High mobility group box-1 (hmgb1) in systemic vasculitides
|PhD ceremony:||Mr A.W. (Alexandre) Silva de Souza|
|When:||May 13, 2015|
|Supervisor:||prof. C.G.M. Kallenberg|
|Co-supervisors:||dr. M. Bijl, dr. J. (Hannie) Westra|
|Where:||Academy building RUG|
|Faculty:||Medical Sciences / UMCG|
In this thesis, we evaluated circulating high mobility group box 1 (HMGB1) levels in patients with antineutrophil cytoplasm antibody (ANCA)-associated vasculitis (AAV), in large vessel vasculitis (LVV) and in Behçet’s disease (BD). AAV patients without renal involvement present serum HMGB1 levels higher than healthy controls (HC) but fluctuations of HMGB1 levels were not associated with disease relapses in AAV. Serum HMGB1 levels were not associated with atherosclerosis in carotid arteries whereas serum levels of the soluble receptor for advance glycation end-products (sRAGE) correlated negatively with overall maximum intima-media thickness (IMT).
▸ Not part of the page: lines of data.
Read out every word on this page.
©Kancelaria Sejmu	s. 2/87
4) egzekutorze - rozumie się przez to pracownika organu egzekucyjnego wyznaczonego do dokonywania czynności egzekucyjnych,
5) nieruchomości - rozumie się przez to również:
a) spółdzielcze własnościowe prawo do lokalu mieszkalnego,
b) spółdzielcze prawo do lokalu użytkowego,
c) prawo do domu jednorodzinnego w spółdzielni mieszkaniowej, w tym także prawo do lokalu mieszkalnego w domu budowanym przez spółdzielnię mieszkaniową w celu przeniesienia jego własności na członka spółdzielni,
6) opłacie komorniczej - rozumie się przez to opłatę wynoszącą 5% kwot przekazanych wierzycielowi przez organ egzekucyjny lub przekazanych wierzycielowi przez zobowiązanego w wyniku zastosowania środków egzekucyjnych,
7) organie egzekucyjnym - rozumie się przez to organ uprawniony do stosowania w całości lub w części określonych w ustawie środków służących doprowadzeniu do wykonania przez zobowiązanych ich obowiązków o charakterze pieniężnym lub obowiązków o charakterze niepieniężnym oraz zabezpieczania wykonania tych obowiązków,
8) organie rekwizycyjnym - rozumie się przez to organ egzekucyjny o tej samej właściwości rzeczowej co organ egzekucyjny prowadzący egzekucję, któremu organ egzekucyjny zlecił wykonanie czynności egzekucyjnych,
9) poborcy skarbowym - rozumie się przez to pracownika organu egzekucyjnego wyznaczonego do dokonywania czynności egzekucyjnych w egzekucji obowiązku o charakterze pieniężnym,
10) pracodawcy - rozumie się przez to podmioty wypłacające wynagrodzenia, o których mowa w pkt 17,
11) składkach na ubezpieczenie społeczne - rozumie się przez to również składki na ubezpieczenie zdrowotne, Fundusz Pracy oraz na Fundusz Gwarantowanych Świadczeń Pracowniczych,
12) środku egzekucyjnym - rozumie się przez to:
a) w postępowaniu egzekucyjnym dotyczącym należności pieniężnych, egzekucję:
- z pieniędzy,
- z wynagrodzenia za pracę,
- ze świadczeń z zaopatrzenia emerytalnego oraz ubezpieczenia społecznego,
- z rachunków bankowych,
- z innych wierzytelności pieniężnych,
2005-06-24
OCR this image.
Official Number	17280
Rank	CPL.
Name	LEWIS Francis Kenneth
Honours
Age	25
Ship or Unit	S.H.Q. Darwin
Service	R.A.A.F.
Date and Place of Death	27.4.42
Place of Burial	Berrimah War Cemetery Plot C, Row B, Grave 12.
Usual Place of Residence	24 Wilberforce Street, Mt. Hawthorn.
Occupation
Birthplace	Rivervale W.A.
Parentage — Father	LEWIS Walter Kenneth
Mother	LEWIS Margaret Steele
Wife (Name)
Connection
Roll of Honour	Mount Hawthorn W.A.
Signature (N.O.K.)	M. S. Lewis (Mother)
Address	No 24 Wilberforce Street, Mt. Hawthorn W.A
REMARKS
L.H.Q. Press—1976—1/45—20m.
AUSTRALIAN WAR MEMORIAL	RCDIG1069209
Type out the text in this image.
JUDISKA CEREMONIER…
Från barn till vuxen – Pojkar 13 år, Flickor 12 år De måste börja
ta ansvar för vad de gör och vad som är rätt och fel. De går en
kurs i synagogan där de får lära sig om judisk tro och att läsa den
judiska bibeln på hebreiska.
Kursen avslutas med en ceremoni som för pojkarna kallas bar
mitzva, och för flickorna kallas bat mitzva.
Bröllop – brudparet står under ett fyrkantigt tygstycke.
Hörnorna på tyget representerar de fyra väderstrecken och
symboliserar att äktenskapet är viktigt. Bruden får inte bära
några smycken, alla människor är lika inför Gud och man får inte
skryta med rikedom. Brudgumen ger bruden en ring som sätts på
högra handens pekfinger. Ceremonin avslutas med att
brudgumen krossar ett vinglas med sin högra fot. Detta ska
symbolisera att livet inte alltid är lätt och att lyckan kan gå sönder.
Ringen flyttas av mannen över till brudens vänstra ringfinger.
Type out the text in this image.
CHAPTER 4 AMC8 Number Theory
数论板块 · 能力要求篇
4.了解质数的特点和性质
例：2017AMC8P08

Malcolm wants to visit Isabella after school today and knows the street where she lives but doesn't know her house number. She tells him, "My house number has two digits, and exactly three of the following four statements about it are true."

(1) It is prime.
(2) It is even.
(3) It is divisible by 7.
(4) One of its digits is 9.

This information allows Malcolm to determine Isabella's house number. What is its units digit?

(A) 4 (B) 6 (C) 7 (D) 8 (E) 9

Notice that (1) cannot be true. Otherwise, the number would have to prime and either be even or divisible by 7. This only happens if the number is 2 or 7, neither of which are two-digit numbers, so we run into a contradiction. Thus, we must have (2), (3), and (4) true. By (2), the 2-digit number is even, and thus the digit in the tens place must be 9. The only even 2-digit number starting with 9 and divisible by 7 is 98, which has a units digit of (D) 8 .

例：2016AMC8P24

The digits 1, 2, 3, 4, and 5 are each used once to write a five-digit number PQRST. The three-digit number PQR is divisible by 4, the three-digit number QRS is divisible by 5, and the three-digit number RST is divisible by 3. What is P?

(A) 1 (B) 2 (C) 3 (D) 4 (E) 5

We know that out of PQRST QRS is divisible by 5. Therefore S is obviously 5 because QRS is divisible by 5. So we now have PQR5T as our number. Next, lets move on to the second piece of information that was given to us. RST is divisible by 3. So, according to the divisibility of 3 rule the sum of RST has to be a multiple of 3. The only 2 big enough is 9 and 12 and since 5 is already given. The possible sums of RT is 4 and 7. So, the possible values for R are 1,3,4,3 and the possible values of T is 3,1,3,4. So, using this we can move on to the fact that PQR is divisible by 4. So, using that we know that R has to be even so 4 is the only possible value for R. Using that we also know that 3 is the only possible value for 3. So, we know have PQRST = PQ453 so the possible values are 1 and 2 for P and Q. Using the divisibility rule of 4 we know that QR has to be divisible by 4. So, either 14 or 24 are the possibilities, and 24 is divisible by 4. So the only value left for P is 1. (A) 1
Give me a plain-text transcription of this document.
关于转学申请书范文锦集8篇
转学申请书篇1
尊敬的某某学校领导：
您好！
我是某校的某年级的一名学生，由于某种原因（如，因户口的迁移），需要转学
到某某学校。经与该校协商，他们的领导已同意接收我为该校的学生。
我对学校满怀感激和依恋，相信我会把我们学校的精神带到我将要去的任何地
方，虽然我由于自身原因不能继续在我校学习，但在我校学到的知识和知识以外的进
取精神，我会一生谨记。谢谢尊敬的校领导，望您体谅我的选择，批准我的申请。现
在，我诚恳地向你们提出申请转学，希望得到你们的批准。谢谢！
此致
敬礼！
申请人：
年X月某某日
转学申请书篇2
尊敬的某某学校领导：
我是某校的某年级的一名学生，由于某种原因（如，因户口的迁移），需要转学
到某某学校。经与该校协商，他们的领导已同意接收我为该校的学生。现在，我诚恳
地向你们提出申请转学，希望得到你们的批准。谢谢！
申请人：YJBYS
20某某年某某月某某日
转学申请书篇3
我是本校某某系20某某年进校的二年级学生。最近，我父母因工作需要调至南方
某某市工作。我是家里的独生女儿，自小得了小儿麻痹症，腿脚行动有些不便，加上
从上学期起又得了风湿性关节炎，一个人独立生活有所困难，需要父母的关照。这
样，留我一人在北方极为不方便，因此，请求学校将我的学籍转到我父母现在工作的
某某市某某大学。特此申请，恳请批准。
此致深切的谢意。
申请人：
Statins were associated with lower serum HMGB1 levels and atorvastatin inhibited HMGB1 release by human umbilical vein endothelial cells (HUVEC) in vitro. Active nephritis in AAV was associated with higher urinary HMGB1 levels with a decrease after achieving remission. Urinary HMGB1 was associated with urinary CD4+ T cells and CD4+ effector memory T cells. In LVV, such as Takayasu arteritis (TA) and giant cell arteritis (GCA) we could not find differences in HMGB1 levels between patients and HC or between active disease and remission. Statins led to lower serum HMGB1 levels in TA patients. Patients with Behçet’s disease (BD) present higher serum HMGB1 levels than HC. However, there was no association with disease activity or specific organ involvement. In conclusion, serum HMGB1 levels are not a biomarker of disease activity in AAV and LVV, but urinary HMGB1 levels reflect active nephritis in AAV. In BD, serum HMGB1 levels are higher than in HC regardless of disease activity.